In , the company moved to new head offices in Watford and opened its th pub, The Moon Under Water, just down the road. Martin sought to instil his business philosophy in the expanding management team.

He had long been a voracious reader of books by business titans and none influenced him more than Walmart founder Sam Walton. But that was what was expected and I totally got to see why.

Price was a sticking point in negotiations, and the brewery refused to budge. And he did. Wetherspoon's did everything it could to gain the upper hand in negotiations. At the time, pubs typically relied on breweries to deliver beer and provide dispensing equipment. Wetherspoon's established its own distribution network, bought its own taps, and forced prices down. When I was at Wetherspoon's we sold 12 million pints of beer a week. The logistics of finding 12 million pints of short-dated beer is just impossible.

The reason they get their prices so low is absolutely, percent down to volume and having their own distribution network.

In the company opened pubs, including seven on one day, and was recruiting people a month. Martin could no longer handle all the licensing hearings on his own. John Hutson, who joined the company as an area manager in , was chosen to share the burden. The two men travelled the country, Martin still carrying his papers in a plastic bag, fighting licensing battles and establishing outposts of Wetherspoon's wherever they went.

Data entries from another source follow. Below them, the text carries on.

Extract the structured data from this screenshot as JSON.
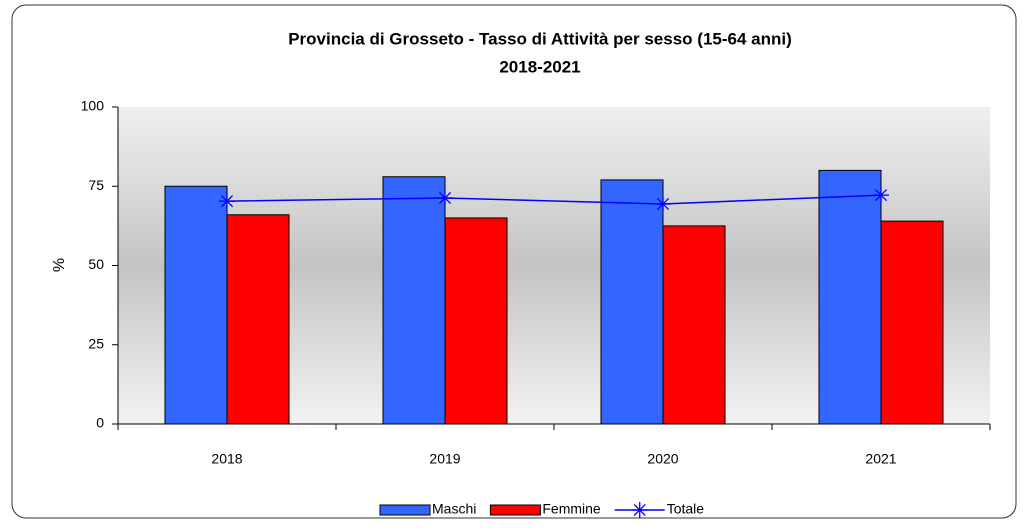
{
  "chart_data": {
    "type": "bar",
    "title": "Provincia di Grosseto - Tasso di Attività per sesso  (15-64 anni)",
    "subtitle": "2018-2021",
    "y_label": "%",
    "categories": [
      "2018",
      "2019",
      "2020",
      "2021"
    ],
    "series": [
      {
        "name": "Maschi",
        "color": "#3366ff",
        "type": "bar",
        "values": [
          75,
          78,
          77,
          80
        ]
      },
      {
        "name": "Femmine",
        "color": "#ff0000",
        "type": "bar",
        "values": [
          66,
          65,
          62.5,
          64
        ]
      },
      {
        "name": "Totale",
        "color": "#0000ff",
        "type": "line",
        "values": [
          70.3,
          71.3,
          69.4,
          72.2
        ]
      }
    ],
    "ylim": [
      0,
      100
    ],
    "yticks": [
      0,
      25,
      50,
      75,
      100
    ],
    "grid": false,
    "legend": "bottom"
  }
}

Martin recorded many of his segments in fancy dress, appearing one month wearing a Viking helmet. From former cinemas, to renovated swimming pools, to old churches… many of the locations used to look a lot different. The Cambuslang Wetherspoons, on the outskirts of Glasgow, still maintains the quirky characterstics of an old Savoy cinema and bingo hall.

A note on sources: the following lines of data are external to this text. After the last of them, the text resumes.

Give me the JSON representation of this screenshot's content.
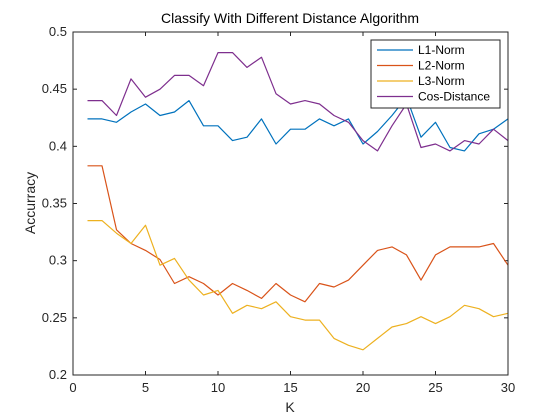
{
  "chart_data": {
    "type": "line",
    "title": "Classify With Different Distance Algorithm",
    "xlabel": "K",
    "ylabel": "Accurracy",
    "xlim": [
      0,
      30
    ],
    "ylim": [
      0.2,
      0.5
    ],
    "xticks": [
      0,
      5,
      10,
      15,
      20,
      25,
      30
    ],
    "yticks": [
      0.2,
      0.25,
      0.3,
      0.35,
      0.4,
      0.45,
      0.5
    ],
    "xtick_labels": [
      "0",
      "5",
      "10",
      "15",
      "20",
      "25",
      "30"
    ],
    "ytick_labels": [
      "0.2",
      "0.25",
      "0.3",
      "0.35",
      "0.4",
      "0.45",
      "0.5"
    ],
    "grid": false,
    "legend_position": "top-right",
    "x": [
      1,
      2,
      3,
      4,
      5,
      6,
      7,
      8,
      9,
      10,
      11,
      12,
      13,
      14,
      15,
      16,
      17,
      18,
      19,
      20,
      21,
      22,
      23,
      24,
      25,
      26,
      27,
      28,
      29,
      30
    ],
    "series": [
      {
        "name": "L1-Norm",
        "color": "#0072BD",
        "values": [
          0.424,
          0.424,
          0.421,
          0.43,
          0.437,
          0.427,
          0.43,
          0.44,
          0.418,
          0.418,
          0.405,
          0.408,
          0.424,
          0.402,
          0.415,
          0.415,
          0.424,
          0.418,
          0.424,
          0.402,
          0.413,
          0.427,
          0.443,
          0.408,
          0.421,
          0.399,
          0.396,
          0.411,
          0.415,
          0.424
        ]
      },
      {
        "name": "L2-Norm",
        "color": "#D95319",
        "values": [
          0.383,
          0.383,
          0.327,
          0.315,
          0.309,
          0.301,
          0.28,
          0.286,
          0.28,
          0.27,
          0.28,
          0.274,
          0.267,
          0.28,
          0.27,
          0.264,
          0.28,
          0.277,
          0.283,
          0.296,
          0.309,
          0.312,
          0.305,
          0.283,
          0.305,
          0.312,
          0.312,
          0.312,
          0.315,
          0.296
        ]
      },
      {
        "name": "L3-Norm",
        "color": "#EDB120",
        "values": [
          0.335,
          0.335,
          0.324,
          0.315,
          0.331,
          0.296,
          0.302,
          0.283,
          0.27,
          0.274,
          0.254,
          0.261,
          0.258,
          0.264,
          0.251,
          0.248,
          0.248,
          0.232,
          0.226,
          0.222,
          0.232,
          0.242,
          0.245,
          0.251,
          0.245,
          0.251,
          0.261,
          0.258,
          0.251,
          0.254
        ]
      },
      {
        "name": "Cos-Distance",
        "color": "#7E2F8E",
        "values": [
          0.44,
          0.44,
          0.427,
          0.459,
          0.443,
          0.45,
          0.462,
          0.462,
          0.453,
          0.482,
          0.482,
          0.469,
          0.478,
          0.446,
          0.437,
          0.44,
          0.437,
          0.427,
          0.421,
          0.405,
          0.396,
          0.418,
          0.437,
          0.399,
          0.402,
          0.396,
          0.405,
          0.402,
          0.415,
          0.405
        ]
      }
    ]
  }
}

Annually, for three days only, the venue is restored to a venue where punters can go and watch some opera. Jump directly to the content. The firm was also recently affected by a shortage of some beer brands caused by driver shortages due to a combination of Covid and Brexit.

At the time, Mr Martin, a prominent Brexit supporter, was criticised on social media, although the firm said it was "heart-breaking to be letting any customer down" after such a difficult time for the hospitality sector. On Friday, it called on government to make a VAT cut that was introduced for pubs and restaurants during the Covid crisis permanent. It had lowered the prices of some items on its food menu and soft drinks as a result.

Julie Palmer, a partner at Begbies Traynor, said: "JD Wetherspoon finally began recovering from the turmoil the pandemic and Covid restrictions had put it through, to be greeted with a supply chain hangover and staff shortages. She pointed out that affordability had always been the brand's selling point, but that the chain might have to rethink that strategy as supply chain issues and rising costs hit.

Wetherspoons runs low on some beer brands. Pubs and restaurants counting on Christmas cheer.